El filme de Kubrick tenía tres partes. La primera se desarrollaba en una especie de desierto con cuevas, y unos monos eran sus protagonistas. Un extraño monolito de metal oscuro surgía de pronto ante ellos. Con mucho miedo se acercaban a tocarlo. Entendí que de alguna forma ese contacto había hecho brotar una idea en uno de los simios. En la novela de Clarke el mono se llama Moon-Watcher, el que mira la luna (de cría hasta se ponía de pie para intentar alcanzarla).
Sobre la tierra yacía el esqueleto de un animal. El mono cogió un hueso de una pata y aporreó el cráneo, que se partió como una nuez. La escena siguiente era ese mismo mono, Moon-Watcher, abatiendo a golpes al animal vivo. Luego se repartían su carne. El grupo ya no pasaría más hambre en aquel secarral.

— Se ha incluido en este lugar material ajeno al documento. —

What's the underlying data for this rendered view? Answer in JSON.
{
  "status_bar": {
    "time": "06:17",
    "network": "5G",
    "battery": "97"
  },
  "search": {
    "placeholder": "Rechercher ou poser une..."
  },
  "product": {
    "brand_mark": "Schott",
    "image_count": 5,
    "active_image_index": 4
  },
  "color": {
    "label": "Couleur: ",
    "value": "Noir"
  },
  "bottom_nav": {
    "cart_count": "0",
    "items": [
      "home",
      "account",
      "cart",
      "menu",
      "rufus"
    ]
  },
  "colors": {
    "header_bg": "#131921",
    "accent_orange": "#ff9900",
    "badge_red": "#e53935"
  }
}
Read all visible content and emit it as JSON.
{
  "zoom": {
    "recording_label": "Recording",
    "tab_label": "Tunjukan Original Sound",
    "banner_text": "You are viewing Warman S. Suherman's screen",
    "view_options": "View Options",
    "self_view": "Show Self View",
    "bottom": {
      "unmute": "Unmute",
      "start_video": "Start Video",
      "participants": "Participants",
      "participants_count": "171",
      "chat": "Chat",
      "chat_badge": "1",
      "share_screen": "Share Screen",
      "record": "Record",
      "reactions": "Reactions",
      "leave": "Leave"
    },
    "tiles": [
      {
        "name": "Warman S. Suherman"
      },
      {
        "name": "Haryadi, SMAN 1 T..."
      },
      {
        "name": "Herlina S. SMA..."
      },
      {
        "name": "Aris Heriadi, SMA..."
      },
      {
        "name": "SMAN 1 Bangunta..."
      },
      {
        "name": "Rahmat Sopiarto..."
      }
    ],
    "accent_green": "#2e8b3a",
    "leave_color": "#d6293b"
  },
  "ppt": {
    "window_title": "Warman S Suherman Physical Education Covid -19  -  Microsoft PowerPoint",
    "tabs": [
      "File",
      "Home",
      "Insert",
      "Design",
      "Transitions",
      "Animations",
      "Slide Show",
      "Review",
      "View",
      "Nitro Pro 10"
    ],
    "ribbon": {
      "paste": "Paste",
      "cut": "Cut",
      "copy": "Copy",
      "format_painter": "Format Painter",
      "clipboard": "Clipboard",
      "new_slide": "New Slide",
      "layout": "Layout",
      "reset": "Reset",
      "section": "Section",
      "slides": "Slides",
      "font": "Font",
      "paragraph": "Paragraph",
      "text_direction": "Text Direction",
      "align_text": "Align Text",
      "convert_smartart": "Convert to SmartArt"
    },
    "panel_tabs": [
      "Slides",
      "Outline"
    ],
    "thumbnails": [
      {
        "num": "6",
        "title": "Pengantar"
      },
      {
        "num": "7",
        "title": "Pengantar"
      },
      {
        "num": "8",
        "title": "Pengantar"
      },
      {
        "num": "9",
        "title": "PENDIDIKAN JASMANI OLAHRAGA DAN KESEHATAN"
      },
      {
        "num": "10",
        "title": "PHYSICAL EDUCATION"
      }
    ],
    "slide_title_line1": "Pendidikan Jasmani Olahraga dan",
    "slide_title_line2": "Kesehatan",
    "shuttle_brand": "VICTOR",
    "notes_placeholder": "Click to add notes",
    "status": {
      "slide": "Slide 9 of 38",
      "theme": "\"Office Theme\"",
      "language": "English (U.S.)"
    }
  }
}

Pero ¿y la sed? Se disputaban el agua de una charca con un grupo rival. Los dos machos alfa se enfrentan, como siempre, en la charca, pero esta vez ocurre algo. Un brazo se alza hacia el cielo, armado con un hueso, y una cabeza recibe un golpe que no se espera. El odiado enemigo ya no se levantará. Está muerto. Su grupo tendrá que abandonar la charca para perderse en el desierto.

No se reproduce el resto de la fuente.